En consultant des interviews et autres articles de presse concernant l'auteure, j'ai appris qu'elle est une adepte d'
Oulipo, ce qui a conforté une vague impression : celle qu'il y a un jeu dans son roman, voire plusieurs, comme par exemple avoir préalablement à sa rédaction créé une liste de mots qu'elle s'impose d'employer comme : charge mentale, culture du viol, metoogay, bipolaire, pervers narcissique, raptus suicidaire, féminisme, misandrie, burn-out, travailleur du sexe, male gaze, patriarcat, porc... tous ces mots qui jouissent d'une forte notoriété auprès des media. Ensuite, elle abreuve le lecteur d'étymologie banale, décortiquant certains mots - comme travail, tripalium, étymologiquement un instrument de torture – et de mythologie rudimentaire invoquant Lilith, Messaline, Junon, Diane, Minerve... Et enfin, les amis de Clo-Chlo se nomment Adélaïde, Judith, Bérangère, Hermeline, Wilfried, prénoms sûrement chargés de littérature que mon inculture n'identifie pas. Ah, j'allais oublier, dans sa biographie il est fait état de sa proximité avec
Frédéric Mitterand ; ils parrainent conjointement une manifestation littéraire. Ce détail m'est revenu lorsque dans
Pauvre folle, elle évoque son passage d'un an à la Villa Medicis de Rome, logement gratuit et 3 500 € mensuels, ça doit attirer les candidatures, elle a eu de la chance d'être élue. Il y a de ces hasards, je vous jure ! Tous ces éléments disparates constituent un bric-à-brac, résumable dans cette formule extraite du roman : « Pis entre nous, hein, y a plein de phrases où elle se la joue tellement poète qu'au final on n'y comprend rien ».

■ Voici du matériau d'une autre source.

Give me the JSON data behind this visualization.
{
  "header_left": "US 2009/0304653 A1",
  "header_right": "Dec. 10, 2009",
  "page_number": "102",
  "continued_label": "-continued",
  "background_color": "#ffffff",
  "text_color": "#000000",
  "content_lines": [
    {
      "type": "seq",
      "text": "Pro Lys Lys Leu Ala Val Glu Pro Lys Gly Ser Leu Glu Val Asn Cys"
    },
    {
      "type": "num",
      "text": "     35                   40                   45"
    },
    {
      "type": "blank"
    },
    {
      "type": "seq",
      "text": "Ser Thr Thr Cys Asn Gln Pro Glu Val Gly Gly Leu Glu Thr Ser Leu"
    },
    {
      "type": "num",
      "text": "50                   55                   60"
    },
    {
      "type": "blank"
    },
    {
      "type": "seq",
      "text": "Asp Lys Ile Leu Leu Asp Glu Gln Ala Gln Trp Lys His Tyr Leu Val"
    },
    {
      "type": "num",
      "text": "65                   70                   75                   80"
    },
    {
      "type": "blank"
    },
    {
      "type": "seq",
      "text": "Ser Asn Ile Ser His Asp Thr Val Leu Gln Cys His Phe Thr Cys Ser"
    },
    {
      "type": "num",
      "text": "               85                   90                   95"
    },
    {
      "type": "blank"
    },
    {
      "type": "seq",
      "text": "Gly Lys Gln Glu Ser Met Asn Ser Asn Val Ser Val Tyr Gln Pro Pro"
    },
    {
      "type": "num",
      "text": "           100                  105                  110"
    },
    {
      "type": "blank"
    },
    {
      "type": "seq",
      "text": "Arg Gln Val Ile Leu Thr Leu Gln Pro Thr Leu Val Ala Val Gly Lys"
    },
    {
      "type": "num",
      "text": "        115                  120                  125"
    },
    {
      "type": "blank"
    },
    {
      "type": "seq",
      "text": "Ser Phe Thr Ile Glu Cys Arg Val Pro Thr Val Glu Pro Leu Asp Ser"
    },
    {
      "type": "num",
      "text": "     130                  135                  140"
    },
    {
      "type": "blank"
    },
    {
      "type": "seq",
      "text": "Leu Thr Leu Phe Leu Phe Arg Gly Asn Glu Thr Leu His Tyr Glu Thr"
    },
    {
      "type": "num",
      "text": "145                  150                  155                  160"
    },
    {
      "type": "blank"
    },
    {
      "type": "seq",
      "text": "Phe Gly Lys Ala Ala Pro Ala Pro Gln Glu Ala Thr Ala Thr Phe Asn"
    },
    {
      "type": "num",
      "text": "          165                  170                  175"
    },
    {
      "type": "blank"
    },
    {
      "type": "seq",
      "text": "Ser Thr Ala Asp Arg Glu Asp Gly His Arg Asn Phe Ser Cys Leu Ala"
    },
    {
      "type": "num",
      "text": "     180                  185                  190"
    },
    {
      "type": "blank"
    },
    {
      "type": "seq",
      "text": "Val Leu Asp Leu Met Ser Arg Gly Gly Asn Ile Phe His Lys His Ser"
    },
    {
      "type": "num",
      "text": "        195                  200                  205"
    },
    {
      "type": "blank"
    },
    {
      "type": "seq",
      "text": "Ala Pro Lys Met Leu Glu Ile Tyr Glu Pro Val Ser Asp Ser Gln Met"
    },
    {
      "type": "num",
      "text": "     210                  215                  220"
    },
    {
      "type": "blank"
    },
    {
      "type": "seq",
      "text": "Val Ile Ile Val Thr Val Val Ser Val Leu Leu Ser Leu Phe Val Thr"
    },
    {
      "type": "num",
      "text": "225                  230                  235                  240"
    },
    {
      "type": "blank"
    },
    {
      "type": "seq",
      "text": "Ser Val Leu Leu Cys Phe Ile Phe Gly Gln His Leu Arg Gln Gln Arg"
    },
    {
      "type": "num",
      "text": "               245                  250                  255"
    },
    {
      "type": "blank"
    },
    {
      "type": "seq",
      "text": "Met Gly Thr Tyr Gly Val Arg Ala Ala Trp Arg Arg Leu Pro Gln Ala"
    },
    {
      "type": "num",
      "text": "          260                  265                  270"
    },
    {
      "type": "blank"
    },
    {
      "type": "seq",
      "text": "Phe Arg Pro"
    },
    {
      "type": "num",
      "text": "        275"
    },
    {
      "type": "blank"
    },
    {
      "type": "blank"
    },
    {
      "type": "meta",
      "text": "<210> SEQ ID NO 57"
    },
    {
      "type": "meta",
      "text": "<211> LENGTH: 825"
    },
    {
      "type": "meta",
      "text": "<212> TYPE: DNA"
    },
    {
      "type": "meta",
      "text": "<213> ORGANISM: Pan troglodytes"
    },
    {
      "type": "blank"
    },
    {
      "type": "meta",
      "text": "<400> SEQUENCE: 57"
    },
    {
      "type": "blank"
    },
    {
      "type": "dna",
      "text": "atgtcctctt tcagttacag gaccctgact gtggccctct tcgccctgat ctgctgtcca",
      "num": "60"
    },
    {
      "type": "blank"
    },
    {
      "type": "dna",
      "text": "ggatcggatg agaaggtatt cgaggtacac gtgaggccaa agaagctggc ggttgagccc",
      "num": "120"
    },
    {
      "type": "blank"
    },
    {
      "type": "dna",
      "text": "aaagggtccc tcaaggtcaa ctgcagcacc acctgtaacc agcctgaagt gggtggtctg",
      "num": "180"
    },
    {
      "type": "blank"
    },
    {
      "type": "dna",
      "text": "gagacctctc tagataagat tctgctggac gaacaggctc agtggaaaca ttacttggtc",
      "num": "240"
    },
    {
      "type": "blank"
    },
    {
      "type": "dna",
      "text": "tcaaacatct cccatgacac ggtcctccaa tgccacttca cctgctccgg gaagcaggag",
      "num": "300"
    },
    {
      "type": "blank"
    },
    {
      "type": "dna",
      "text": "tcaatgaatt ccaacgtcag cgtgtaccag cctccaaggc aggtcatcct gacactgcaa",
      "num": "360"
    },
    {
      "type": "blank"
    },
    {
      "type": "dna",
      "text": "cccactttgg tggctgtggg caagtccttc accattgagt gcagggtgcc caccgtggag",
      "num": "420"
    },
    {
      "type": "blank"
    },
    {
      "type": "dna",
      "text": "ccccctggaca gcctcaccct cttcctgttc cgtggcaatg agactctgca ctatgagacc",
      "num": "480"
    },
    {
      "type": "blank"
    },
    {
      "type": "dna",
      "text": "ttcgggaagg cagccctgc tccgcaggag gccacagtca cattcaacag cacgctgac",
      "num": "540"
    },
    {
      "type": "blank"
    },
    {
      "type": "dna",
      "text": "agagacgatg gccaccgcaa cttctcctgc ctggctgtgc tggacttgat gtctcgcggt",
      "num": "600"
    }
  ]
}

Au final, une lecture dont j'attendais trop sans doute. Je suis infiniment peinée que
Chloé Delaume soit aussi mal dans sa peau, et déteste hommes et enfants mais je suis obligée d'ajouter que malheureusement elle ne détient pas le monopole de la souffrance. J'évite dans la mesure du possible de jouer les bagagistes, ayant mes propres valises à traîner, j'en resterai donc là dans sa bibliographie. Je termine en ajoutant que la généralisation aigrie, l'amalgame misandre fait entre tous les hommes me gêne. Non, tous les hommes ne sont pas des phallocrates, des verrats, des violeurs, ou des connards. Cette posture ne relève pas du féminisme mais de la haine, et nuit gravement à La cause des femmes qui mérite de plus fines analyses, désolée de casser l'ambiance.